September 20, 2004 — September 24, 2004


  • Marian Wiercigroch (Univ. of Aberdeen, Aberdeen, Scotland, Great Britain)

Machining (in particular, metal cutting) is still the fundamental manufacturing technique and it is expected to remain so for the next few decades. Moreover, it is predicted that ultra-precision machining will take an even more significant role among other manufacturing techniques. According to the International Institution for Production Research (CIRP), machining accounts for approximately half of all manufacturing techniques, which is a reflection of the achieved accuracy, productivity, reliability and energy consumption of this technique. While considering the automated manufacturing centres, manufacturing flexibility brings an additional important advantage.

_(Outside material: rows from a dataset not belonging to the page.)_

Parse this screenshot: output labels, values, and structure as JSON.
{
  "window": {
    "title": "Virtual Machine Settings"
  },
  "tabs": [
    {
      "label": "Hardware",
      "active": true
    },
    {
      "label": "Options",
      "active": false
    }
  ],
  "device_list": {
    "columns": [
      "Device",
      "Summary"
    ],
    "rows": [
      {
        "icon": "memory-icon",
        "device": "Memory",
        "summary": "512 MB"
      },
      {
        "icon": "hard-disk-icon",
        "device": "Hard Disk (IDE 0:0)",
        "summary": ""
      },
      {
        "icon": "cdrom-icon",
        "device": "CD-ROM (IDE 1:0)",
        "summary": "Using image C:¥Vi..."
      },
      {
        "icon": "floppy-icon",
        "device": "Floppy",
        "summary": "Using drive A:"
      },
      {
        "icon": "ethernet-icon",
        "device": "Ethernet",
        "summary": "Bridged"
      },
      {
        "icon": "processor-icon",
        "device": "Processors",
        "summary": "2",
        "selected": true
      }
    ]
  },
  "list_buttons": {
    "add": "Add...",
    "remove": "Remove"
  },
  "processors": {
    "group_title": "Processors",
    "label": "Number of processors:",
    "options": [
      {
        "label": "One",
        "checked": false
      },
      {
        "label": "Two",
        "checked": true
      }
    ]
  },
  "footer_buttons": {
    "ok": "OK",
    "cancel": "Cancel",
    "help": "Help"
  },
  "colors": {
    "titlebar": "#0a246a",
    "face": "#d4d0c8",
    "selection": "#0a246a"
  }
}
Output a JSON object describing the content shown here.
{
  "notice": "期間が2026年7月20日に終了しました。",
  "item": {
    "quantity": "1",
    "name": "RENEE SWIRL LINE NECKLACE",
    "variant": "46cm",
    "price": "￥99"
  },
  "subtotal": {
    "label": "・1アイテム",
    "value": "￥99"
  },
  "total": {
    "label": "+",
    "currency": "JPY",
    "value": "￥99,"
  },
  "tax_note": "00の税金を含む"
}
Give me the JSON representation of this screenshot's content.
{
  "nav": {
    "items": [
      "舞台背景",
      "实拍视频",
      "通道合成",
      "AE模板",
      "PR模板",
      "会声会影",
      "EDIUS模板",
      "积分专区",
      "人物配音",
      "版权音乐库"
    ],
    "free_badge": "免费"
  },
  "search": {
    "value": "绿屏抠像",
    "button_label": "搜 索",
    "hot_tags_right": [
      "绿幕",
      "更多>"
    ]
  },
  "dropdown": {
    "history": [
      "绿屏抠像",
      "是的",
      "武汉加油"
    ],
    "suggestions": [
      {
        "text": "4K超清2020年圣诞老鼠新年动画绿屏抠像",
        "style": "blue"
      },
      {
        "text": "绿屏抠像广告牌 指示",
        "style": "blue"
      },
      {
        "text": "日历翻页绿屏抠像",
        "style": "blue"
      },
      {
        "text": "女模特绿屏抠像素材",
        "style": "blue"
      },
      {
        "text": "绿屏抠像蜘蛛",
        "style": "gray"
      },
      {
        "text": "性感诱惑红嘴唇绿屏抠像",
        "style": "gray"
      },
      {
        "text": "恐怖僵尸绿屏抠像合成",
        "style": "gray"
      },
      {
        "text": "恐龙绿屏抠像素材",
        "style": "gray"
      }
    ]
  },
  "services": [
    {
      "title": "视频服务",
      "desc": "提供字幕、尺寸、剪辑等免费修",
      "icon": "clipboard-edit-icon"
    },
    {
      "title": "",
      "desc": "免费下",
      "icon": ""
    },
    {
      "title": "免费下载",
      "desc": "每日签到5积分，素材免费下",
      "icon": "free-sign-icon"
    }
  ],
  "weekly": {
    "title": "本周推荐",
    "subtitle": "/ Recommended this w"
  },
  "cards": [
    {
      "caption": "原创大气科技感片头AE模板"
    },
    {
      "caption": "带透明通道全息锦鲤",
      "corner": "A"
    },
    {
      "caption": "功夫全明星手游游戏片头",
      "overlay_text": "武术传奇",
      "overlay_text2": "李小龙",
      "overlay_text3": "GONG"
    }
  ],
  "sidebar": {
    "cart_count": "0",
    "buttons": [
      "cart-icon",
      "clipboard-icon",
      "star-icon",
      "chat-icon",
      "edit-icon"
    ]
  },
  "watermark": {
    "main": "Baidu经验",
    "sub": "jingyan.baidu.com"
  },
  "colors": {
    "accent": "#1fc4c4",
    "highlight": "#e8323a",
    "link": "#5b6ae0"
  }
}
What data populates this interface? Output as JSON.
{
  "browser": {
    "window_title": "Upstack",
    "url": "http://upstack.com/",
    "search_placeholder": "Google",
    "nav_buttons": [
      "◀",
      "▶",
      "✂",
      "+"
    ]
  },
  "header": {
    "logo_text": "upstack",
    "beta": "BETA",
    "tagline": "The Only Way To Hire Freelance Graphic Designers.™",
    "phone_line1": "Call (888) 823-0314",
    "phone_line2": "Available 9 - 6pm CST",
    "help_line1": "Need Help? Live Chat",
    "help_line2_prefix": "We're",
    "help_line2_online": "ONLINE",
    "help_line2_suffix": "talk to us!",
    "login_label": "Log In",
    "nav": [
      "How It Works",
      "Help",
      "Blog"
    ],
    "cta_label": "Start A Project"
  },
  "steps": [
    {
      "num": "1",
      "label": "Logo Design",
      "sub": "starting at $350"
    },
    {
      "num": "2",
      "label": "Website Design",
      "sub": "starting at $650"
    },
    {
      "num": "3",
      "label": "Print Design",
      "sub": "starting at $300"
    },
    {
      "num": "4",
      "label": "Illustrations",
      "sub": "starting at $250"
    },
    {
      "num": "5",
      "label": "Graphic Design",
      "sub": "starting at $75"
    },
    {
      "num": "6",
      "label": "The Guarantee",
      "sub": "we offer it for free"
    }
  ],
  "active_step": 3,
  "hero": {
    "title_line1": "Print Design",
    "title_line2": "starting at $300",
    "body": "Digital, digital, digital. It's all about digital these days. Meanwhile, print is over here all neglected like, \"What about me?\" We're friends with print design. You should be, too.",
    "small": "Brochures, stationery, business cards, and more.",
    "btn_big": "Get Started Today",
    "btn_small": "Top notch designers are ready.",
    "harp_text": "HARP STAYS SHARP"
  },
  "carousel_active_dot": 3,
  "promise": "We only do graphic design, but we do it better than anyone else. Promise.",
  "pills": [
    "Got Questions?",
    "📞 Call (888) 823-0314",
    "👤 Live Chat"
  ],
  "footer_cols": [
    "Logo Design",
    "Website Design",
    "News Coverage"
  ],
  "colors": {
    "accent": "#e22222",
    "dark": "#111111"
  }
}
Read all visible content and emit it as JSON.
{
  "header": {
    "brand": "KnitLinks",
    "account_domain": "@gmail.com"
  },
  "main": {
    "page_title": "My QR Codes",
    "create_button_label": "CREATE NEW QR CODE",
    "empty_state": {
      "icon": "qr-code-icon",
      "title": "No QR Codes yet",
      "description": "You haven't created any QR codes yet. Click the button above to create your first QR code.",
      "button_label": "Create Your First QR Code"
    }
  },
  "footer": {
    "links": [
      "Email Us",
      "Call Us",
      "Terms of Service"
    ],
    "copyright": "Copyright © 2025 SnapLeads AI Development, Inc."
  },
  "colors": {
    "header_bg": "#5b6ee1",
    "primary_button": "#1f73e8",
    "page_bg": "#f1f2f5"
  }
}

In the search for a significant improvement in accuracy and productivity of machining processes, the mechanics of chip formation has been revisited in order to understand functional relationships between the process and the technological parameters. This has led to the necessity of considering the chip-formation process to be highly nonlinear with complex interrelations between its dynamics and thermodynamics. The understanding of these relations will be reflected in the design of new machine tools, not necessarily heavier and stiffer, accommodating the needs of the current competition race for more accurate, productive and cheaper technologies. However, the major requirement is to perform the technological operation under chatter-free conditions, which can guarantee achieving the required geometry and surface finish of the machined parts.
The proposed course is designed to provide (i) background in the mechanics of metal cutting integrated with the nonlinear dynamic approach to model and analyse physical phenomena occurring during chip formation (ii) an overview of the state-of-the-art of various machining methods for high volume and ultra precision machining. Various chatter mechanisms will be examined in detail and practical solutions of chatter avoidance and suppression will be discussed.
The course is addressed to postgraduate and postdoctoral researchers working in academia and/or industry (e.g. RD departments, technology design units, software development companies) investigating in the areas such as mechanics, nonlinear dynamics and physics, who are involved or interested in developing of new more effective machining processes and optimisation of the existing ones.